I’ve spent the past few weeks waiting for a miracle. Waiting for athletes to start beating down my door to be a part of Team 4 Hope…but on Tuesday my hope ran out. After some discussion about Team 4 Hope with my mom I got in my car to drive home. I let one tiny tear of disappointment run down my cheek and then all of the sudden months of emotions began rising up and the floodgates opened.

I sat for nearly an hour in my car sobbing, letting the heartbreak of every moment in Africa consume me. Crying for the children who can’t go to school, crying for the women who are treated worse than animals, crying for the sick, the lost, and the hungry. Then I cried out of helplessness. Here I am in the richest country in the world with resources all around me, yet I have failed to raise any significant amount of funds.

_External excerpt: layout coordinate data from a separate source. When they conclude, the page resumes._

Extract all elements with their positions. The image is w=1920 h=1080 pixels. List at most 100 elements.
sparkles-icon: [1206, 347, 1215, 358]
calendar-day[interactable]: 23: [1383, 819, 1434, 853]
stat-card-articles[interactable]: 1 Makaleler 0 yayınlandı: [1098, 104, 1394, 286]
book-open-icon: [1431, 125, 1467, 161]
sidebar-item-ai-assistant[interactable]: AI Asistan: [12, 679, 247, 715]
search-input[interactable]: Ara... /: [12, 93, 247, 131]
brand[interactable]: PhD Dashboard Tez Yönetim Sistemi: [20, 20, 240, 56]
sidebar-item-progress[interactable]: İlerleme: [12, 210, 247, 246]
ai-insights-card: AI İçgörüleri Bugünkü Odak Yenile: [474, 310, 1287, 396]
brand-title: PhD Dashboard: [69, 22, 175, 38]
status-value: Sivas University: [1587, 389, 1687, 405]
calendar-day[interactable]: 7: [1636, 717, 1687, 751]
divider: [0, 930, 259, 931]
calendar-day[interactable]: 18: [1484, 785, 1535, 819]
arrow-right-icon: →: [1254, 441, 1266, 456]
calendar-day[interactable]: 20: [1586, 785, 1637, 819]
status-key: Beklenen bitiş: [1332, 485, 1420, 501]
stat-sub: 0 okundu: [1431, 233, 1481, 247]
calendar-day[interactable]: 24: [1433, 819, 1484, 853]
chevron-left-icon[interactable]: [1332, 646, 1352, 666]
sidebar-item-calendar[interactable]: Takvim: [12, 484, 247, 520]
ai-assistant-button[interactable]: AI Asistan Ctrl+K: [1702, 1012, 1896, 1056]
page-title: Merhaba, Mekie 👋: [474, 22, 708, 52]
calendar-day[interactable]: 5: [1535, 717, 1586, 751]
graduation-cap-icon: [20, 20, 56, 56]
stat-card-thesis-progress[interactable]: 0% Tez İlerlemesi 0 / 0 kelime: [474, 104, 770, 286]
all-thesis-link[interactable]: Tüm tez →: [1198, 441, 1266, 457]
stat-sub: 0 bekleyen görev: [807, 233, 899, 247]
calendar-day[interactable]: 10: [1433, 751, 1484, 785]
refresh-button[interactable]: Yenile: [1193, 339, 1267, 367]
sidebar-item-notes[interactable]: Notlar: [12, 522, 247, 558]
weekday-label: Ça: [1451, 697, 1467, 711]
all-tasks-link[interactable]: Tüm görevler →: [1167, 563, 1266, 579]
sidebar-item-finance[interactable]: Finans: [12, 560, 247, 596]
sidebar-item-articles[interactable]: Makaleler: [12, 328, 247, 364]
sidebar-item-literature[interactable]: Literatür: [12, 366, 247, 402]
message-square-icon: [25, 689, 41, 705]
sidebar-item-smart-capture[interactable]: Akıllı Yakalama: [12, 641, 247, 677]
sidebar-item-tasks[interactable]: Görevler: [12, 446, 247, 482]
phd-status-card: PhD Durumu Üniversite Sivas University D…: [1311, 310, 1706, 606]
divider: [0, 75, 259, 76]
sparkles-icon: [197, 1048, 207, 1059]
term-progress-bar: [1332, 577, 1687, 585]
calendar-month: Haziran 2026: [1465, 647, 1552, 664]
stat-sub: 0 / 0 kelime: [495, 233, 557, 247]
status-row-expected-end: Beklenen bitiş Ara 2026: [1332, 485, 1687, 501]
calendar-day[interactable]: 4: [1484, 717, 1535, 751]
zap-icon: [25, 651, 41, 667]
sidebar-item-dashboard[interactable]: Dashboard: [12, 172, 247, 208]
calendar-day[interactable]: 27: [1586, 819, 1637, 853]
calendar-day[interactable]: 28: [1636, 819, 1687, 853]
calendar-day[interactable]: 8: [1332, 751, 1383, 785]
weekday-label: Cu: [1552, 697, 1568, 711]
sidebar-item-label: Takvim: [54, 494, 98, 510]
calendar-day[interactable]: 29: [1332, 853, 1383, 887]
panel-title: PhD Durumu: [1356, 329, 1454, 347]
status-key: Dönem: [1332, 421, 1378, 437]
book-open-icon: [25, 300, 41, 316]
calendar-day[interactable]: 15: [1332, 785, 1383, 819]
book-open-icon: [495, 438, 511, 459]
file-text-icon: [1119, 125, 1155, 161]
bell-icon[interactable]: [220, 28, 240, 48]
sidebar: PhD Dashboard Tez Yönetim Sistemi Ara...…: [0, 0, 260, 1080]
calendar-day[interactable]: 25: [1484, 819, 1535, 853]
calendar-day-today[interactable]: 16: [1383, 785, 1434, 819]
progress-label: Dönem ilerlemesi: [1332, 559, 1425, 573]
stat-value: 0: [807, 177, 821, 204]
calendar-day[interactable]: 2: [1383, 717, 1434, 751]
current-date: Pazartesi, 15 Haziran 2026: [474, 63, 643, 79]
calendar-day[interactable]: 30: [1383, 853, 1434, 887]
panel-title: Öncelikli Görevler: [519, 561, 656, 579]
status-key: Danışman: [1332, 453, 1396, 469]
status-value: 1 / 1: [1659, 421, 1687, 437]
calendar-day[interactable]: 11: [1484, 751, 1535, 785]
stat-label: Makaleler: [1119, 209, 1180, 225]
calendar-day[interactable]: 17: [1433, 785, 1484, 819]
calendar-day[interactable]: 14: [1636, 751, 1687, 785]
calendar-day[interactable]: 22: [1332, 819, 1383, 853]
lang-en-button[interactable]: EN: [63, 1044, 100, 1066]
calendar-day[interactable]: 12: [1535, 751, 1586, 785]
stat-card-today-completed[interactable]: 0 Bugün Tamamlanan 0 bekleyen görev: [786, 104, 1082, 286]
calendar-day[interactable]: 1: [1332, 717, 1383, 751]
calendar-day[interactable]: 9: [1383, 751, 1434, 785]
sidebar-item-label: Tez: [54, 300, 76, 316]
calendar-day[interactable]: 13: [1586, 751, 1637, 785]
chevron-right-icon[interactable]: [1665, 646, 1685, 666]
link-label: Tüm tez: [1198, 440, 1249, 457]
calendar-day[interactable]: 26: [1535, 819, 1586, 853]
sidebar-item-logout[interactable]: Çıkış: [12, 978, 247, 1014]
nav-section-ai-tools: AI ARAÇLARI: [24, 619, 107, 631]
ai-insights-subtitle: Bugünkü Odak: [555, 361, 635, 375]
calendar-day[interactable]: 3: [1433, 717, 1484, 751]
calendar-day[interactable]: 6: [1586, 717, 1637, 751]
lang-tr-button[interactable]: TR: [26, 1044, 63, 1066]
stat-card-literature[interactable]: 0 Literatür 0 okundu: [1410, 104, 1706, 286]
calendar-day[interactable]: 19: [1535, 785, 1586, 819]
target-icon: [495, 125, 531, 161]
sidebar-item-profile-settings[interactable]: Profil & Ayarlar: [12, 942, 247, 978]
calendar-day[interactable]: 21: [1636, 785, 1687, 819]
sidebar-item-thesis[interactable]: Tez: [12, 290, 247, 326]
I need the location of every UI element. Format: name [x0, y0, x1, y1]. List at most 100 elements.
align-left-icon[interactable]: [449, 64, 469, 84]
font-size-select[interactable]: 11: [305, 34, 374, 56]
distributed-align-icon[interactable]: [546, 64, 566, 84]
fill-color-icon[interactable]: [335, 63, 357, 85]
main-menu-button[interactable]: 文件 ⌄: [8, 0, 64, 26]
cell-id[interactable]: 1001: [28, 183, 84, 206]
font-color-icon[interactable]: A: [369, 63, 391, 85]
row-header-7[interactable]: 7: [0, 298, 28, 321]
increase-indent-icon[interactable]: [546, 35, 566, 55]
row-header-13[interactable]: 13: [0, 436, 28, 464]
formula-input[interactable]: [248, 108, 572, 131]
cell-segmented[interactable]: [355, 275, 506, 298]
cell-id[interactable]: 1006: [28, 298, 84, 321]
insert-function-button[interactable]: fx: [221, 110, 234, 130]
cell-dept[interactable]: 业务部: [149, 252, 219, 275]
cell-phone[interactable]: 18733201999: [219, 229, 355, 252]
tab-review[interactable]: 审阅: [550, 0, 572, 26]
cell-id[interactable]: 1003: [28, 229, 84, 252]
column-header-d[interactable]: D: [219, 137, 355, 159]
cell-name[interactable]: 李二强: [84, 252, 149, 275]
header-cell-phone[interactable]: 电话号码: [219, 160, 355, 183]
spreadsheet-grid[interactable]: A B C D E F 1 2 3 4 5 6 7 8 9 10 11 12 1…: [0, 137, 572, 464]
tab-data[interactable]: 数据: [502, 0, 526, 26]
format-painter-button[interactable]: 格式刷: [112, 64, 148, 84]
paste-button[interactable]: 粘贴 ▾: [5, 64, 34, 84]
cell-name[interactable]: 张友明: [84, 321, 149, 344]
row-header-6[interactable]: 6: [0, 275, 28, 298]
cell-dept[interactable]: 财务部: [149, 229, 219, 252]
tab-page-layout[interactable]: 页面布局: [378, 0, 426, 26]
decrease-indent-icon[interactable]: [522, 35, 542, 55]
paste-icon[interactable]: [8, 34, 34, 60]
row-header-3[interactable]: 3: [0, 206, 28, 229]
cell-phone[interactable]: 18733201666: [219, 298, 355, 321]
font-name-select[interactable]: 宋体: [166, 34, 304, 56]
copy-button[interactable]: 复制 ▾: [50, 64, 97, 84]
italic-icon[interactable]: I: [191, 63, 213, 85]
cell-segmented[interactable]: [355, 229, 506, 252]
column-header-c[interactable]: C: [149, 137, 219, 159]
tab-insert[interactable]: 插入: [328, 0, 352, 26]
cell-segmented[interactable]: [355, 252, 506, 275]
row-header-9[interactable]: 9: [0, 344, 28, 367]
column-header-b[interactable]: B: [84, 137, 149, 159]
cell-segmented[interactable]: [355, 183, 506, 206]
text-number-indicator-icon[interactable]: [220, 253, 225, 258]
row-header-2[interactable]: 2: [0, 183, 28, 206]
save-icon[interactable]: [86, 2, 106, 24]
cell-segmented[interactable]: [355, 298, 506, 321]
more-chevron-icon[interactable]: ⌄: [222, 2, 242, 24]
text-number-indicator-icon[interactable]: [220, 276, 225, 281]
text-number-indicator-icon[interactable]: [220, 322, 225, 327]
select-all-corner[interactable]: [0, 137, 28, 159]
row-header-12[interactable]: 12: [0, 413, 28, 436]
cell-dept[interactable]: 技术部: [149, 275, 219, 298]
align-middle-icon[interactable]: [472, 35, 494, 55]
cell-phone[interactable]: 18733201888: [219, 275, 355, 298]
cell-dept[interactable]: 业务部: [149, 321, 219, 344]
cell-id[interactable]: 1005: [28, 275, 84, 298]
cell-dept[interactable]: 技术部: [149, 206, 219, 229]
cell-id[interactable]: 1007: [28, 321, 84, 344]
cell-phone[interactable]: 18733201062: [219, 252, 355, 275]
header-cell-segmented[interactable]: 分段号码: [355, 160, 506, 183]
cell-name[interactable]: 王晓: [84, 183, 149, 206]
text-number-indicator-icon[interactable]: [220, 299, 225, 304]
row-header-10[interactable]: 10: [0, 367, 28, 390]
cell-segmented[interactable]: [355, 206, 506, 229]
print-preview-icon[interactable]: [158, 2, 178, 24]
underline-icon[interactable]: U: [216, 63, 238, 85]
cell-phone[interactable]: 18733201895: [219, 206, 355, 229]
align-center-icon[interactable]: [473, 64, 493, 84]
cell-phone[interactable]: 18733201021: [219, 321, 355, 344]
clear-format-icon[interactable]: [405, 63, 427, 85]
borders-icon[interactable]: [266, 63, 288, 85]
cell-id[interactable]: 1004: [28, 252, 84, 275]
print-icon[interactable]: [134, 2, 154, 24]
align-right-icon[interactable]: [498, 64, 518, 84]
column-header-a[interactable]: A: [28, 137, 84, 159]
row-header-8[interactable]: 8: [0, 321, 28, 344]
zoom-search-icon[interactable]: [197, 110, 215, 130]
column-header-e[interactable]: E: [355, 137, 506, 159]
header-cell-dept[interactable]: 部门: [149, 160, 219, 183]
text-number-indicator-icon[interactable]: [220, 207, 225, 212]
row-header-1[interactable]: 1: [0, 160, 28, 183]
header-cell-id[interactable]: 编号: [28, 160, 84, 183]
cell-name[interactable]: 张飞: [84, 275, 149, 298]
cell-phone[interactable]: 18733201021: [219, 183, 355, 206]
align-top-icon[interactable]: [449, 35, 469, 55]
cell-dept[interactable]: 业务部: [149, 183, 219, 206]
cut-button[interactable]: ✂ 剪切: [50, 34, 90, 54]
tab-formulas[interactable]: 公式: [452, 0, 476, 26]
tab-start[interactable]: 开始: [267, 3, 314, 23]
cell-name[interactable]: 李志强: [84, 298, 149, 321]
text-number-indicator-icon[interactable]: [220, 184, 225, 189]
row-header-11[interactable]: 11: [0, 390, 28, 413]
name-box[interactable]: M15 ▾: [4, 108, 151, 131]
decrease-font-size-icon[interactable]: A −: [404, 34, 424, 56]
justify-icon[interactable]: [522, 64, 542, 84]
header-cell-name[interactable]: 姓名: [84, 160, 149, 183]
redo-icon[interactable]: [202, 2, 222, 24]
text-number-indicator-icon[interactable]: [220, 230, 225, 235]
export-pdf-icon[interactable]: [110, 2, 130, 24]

Thankfully, I then realized how pathetic I was being. I wiped my eyes, looked at myself in the mirror and asked myself, “So what are you going to do now?”

I am not God. I cannot control all things. But He can’t continue working though me if I give up, can He? David took down Goliath with stones and I am going to have to do my part to take down this Goliath-sized problem of global poverty the same way…one small stone at a time. I may be throwing like a little girl now but over time I know that my aim will improve and I may even be able to inspire others to fight with me.

I recently started reading “Start Something That Matters,” by Blake Mycoskie, founder of TOMS, and it has been very encouraging. Blake had a similar start to his project. He wanted to run a shoe company that donated a pair of shoes to a child in need for every pair sold. While his idea was genius from the beginning, it wasn’t successful right away. During the periods when Blake was fearful of whether or not the TOMS dream would survive he went to a quote by Winston Churchill, “Success is the ability to go from one failure to another with no loss of enthusiasm.”

Sure, I am afraid that more failed attempts lie ahead but I am not going to let the fear of it keep me from moving forward. We all have the power to bring about so much good change in our world but so many of us stop in our tracks when circumstances tell us we can’t.

So tonight I write. In two weeks I will race in a triathlon. A month from now I could be juggling on the sidewalk, throwing a concert, or calling up Bill Gates. Who knows how many doors will open for me or how many will be slammed in my face. All I know is that my heart has been too broken to quit knocking.